Each time the ball touches a scoring spring, the small, six volt relay mounted on the vertical board on the left, pulls in. These contacts provide a 12 volt power impulse to the large score wheel on the left. Each button is connected to the terminal strip mounted to the upper right of the flat, horizontal board. The contact of the score wheel provide power to light score lamps in the score board.
In this implementation, the score wheel counts 19 impulses. On the 20th impulse, the arm extending to the top of the wheel rotates around and contacts the leaf switches at the bottom of the wheel. This causes the other small relay on the front of the board, on the right side, to pull in and latch. The leaf switches then power the small score unit and cause it to increment once and causes the large score unit to reset. Upon completing the reset and rotating back to zero, the contact arm hits the other side of the leaf switch, at the bottom of the score wheel. These switches break the latch of the small relay, completing the cycle. Now the large score wheel is set back to zero, but the small score wheel has incremented once.

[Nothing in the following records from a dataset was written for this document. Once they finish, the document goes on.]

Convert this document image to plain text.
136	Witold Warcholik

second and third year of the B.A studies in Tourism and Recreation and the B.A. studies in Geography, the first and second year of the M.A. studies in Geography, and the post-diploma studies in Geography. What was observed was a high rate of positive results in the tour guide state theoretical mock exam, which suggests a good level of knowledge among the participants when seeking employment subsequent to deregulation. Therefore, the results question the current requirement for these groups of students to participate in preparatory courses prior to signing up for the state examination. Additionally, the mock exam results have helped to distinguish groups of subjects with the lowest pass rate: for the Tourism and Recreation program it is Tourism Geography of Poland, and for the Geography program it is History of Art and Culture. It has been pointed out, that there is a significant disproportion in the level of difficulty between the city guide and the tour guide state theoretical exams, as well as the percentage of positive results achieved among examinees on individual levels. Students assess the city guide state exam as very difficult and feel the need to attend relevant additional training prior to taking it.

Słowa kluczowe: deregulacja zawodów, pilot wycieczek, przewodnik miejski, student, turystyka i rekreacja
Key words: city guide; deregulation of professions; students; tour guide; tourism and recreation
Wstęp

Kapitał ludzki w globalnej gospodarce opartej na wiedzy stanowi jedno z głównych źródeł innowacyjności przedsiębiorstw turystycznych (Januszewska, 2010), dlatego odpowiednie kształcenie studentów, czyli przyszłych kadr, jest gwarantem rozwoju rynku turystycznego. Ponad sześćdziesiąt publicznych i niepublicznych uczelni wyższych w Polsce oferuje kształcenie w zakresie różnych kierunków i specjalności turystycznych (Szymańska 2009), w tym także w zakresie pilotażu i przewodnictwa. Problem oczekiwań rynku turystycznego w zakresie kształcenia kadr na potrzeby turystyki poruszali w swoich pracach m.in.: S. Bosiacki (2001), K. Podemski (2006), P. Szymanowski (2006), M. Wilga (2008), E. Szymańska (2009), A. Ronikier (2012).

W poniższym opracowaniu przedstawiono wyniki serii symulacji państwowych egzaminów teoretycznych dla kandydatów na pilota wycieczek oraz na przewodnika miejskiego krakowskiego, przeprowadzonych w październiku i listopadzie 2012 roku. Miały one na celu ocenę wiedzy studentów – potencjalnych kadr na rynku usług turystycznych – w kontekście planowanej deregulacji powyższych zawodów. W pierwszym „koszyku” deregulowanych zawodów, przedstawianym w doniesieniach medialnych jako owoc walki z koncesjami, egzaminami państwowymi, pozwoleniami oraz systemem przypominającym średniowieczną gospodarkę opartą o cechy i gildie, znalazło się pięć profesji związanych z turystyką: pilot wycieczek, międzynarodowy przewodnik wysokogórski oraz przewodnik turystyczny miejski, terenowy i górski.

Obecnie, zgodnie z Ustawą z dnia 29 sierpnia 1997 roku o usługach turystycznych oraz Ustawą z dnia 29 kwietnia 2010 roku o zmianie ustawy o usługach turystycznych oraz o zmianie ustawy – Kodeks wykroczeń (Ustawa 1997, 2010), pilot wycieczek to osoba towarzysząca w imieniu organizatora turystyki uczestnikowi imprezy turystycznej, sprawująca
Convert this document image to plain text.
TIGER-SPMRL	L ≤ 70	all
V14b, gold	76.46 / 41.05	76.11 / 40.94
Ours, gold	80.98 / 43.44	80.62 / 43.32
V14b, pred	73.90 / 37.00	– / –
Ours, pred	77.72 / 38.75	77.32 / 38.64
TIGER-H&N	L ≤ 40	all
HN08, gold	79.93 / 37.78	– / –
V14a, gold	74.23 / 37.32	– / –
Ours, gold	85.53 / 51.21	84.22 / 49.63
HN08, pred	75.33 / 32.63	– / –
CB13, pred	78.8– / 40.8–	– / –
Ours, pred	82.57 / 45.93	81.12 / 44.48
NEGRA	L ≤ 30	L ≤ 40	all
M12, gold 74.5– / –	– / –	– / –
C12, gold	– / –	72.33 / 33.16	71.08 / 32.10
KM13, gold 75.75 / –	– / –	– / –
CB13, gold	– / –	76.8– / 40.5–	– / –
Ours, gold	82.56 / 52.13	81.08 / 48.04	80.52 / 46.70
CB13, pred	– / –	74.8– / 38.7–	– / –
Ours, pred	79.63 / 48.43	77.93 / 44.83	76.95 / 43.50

In practice, the smaller score wheel increments every 20,000 and lights corresponding lamps in the score board of 20,000, 40,000, and 60,000.
The reset circuit is crude, requiring two large solenoids and two smaller solenoids to be pulled simultaneously. The two large solenoids power the resets on the score wheels, allowing the pointers to rotate back to zero, and the other two power those.
The score wheels will acomodate different logic sets, allowing increments of different amounts. They are made of plastic, not bakelite and have steel brads, not the more normal brass.
The frame of the larger wheel is stamped with a symbol and "patent applied for". The coil wire is wound on . 5 inch inside diameter brass sleeves, making them not removable.
In trying to disassemble and clean the mechanism, I found many of the threads staked or punched in order to prevent them from loosening during play. This makes repair very difficult. The designers may expect the games to last only a short time and not need maintenance.
The small score wheel is returned by a flat spring similar to those found in a barrel spring in a clock. The return spring on the large score wheel was the familiar wire return spring found in modern score units. Coil stops were adjustable, with a bolt and lock nuts determining the depth of the stroke.
The leaf switches were all as expected in relays or contact sets found in later electronics practice.